The attack scenario typically involves:
- Attacker creates a malicious WAV file with crafted PCM data designed to overflow the stack buffer
- Victim opens or processes the malicious WAV file using GPAC v2.4.0 or an application utilizing GPAC
- The pcmreframe_flush_packet function processes the malformed data without proper bounds checking
- Stack overflow occurs, corrupting the stack and causing the application to crash
Technical details and a proof-of-concept demonstrating this vulnerability are available in the GitHub PoC Repository.
Detection Methods for CVE-2025-70309
Indicators of Compromise
- Unexpected crashes or terminations of GPAC or applications using GPAC when processing WAV files
- Stack overflow error messages in application logs during multimedia file processing
- Presence of unusually structured or oversized WAV files in user directories or temporary folders
- Repeated application restarts following WAV file processing attempts
Detection Strategies
- Monitor for abnormal process terminations of GPAC-based applications, particularly following media file operations
- Implement file integrity monitoring for incoming WAV files to detect anomalous file structures
- Deploy endpoint detection rules to identify stack overflow patterns in GPAC process memory
- Use SentinelOne's behavioral AI to detect crash patterns associated with malicious file processing
Monitoring Recommendations
- Enable detailed logging for multimedia processing applications to capture pre-crash state information
- Configure crash dump analysis for GPAC processes to identify stack overflow patterns
- Implement file sandboxing for untrusted WAV files before processing with GPAC
- Monitor system stability metrics for applications dependent on GPAC multimedia processing
How to Mitigate CVE-2025-70309
Immediate Actions Required
- Avoid processing untrusted WAV files with GPAC v2.4.0 until a patch is available
- Implement input validation for WAV files before passing them to GPAC for processing
- Consider using alternative multimedia frameworks for processing untrusted media content
- Isolate GPAC processing in sandboxed environments to limit DoS impact
Patch Information
At the time of publication, no official patch has been released for this vulnerability. Users should monitor the official GPAC project for security updates. The vulnerability details and proof-of-concept are documented in the GitHub PoC Repository.

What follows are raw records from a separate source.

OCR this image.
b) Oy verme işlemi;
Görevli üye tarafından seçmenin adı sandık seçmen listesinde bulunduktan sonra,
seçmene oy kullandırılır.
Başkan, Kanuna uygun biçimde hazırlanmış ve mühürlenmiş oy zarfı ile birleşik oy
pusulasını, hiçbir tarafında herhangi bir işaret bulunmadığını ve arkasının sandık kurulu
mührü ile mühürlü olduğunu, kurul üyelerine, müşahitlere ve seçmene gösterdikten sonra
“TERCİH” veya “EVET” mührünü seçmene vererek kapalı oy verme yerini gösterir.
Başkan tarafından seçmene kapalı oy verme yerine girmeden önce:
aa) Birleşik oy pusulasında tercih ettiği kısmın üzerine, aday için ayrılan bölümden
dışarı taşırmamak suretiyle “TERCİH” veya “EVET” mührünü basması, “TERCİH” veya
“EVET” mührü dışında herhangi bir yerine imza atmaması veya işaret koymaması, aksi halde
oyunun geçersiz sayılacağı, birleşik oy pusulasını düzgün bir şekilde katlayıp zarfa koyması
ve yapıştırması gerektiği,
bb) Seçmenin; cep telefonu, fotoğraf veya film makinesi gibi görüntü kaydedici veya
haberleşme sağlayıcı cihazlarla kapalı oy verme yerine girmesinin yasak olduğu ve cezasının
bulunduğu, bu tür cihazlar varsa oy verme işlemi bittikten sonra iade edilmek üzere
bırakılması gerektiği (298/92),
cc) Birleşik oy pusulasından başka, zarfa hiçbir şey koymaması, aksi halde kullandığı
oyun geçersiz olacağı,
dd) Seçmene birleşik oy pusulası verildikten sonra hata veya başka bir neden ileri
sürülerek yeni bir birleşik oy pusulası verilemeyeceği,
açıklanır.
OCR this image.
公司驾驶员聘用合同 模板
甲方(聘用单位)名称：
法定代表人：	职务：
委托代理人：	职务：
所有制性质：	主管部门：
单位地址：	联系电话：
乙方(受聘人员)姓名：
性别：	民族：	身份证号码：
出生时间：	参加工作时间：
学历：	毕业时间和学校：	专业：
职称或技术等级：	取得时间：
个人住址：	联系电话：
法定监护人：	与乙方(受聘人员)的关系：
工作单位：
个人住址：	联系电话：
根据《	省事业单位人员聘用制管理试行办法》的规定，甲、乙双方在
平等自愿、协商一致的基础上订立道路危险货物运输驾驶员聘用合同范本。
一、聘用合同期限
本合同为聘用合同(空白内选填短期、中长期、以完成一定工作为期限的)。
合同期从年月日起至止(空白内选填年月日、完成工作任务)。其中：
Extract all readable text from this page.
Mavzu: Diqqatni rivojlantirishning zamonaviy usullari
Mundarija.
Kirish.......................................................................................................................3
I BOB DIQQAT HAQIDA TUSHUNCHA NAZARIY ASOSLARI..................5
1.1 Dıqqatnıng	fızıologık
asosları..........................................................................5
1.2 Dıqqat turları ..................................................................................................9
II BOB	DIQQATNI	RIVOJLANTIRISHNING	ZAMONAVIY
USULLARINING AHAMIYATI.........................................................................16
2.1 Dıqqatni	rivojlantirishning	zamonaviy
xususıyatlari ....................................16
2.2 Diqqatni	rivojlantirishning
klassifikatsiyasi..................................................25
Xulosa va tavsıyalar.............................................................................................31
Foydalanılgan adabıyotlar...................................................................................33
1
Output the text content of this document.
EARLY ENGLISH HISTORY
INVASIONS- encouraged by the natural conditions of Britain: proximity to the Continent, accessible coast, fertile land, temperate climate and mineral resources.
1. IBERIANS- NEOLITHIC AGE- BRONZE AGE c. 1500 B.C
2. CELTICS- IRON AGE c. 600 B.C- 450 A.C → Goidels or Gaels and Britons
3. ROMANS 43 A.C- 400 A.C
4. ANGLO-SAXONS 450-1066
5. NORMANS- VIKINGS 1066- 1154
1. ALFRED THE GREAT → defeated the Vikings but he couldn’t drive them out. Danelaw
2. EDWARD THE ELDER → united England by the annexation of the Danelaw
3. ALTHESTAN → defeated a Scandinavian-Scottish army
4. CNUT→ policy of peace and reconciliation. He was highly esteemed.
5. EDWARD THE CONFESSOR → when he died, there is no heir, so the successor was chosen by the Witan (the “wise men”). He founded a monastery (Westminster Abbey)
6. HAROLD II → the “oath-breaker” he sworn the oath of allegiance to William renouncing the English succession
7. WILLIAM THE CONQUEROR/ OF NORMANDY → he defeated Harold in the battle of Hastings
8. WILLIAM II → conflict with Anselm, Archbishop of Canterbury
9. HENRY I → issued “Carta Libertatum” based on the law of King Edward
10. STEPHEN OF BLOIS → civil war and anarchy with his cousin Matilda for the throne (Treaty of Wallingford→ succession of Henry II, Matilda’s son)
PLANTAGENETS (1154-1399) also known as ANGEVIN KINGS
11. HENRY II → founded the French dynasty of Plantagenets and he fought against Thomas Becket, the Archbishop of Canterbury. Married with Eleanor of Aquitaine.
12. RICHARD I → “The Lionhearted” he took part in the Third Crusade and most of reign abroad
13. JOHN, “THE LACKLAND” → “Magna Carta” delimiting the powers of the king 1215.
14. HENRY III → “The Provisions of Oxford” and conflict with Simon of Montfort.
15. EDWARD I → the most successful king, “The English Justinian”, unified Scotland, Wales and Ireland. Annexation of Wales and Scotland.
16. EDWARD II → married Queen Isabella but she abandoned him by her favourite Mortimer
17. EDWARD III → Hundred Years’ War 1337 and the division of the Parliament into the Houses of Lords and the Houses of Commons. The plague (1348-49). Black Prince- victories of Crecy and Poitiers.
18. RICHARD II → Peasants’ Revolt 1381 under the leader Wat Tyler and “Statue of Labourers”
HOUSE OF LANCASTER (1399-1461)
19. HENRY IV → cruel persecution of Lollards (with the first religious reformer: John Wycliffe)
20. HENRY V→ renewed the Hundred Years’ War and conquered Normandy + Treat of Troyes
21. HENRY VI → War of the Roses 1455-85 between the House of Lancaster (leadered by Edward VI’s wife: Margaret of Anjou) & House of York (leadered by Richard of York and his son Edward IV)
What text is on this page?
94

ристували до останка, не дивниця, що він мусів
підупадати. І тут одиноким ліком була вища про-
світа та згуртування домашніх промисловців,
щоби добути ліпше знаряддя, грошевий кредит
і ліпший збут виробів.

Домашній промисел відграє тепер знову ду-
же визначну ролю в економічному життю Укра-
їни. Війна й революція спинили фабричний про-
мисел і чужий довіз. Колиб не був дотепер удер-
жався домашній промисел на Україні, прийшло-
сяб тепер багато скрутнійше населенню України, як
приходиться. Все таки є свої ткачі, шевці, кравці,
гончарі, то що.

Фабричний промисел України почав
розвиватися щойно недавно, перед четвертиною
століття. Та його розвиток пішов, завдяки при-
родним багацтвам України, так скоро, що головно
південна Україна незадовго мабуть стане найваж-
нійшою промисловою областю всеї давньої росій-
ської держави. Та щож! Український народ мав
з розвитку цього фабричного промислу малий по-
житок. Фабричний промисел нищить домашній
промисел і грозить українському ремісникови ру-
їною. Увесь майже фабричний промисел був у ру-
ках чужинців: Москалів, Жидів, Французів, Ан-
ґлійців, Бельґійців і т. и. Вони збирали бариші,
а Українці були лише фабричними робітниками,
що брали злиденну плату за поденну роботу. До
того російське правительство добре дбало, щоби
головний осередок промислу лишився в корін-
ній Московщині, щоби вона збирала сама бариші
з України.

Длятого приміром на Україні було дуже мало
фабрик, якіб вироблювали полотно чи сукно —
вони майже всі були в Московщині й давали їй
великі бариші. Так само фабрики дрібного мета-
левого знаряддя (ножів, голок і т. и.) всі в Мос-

Organizations using GPAC v2.4.0 in production environments should:
- Track the GPAC project's release notes for security patches addressing the pcmreframe_flush_packet stack overflow
- Consider upgrading to newer versions of GPAC when patches become available
- Implement compensating controls until an official fix is released
Workarounds
- Implement strict file validation to reject malformed or suspicious WAV files before GPAC processing
- Run GPAC in isolated containers or sandboxed environments to contain potential crashes
- Limit user access to GPAC-based applications to trusted users only
- Deploy application-level crash recovery mechanisms to minimize service disruption from DoS attacks
# Configuration example - File validation before GPAC processing
# Validate WAV file structure before processing
file input.wav | grep -q "RIFF.*WAVE" || exit 1
# Check file size to detect potentially malicious oversized files
MAX_SIZE=104857600 # 100MB limit
FILE_SIZE=$(stat -f%z input.wav 2>/dev/null || stat -c%s input.wav)
[ "$FILE_SIZE" -lt "$MAX_SIZE" ] || exit 1
# Process only after validation passes
gpac -i input.wav -o output.mp4
Disclaimer: This content was generated using AI. While we strive for accuracy, please verify critical information with official sources.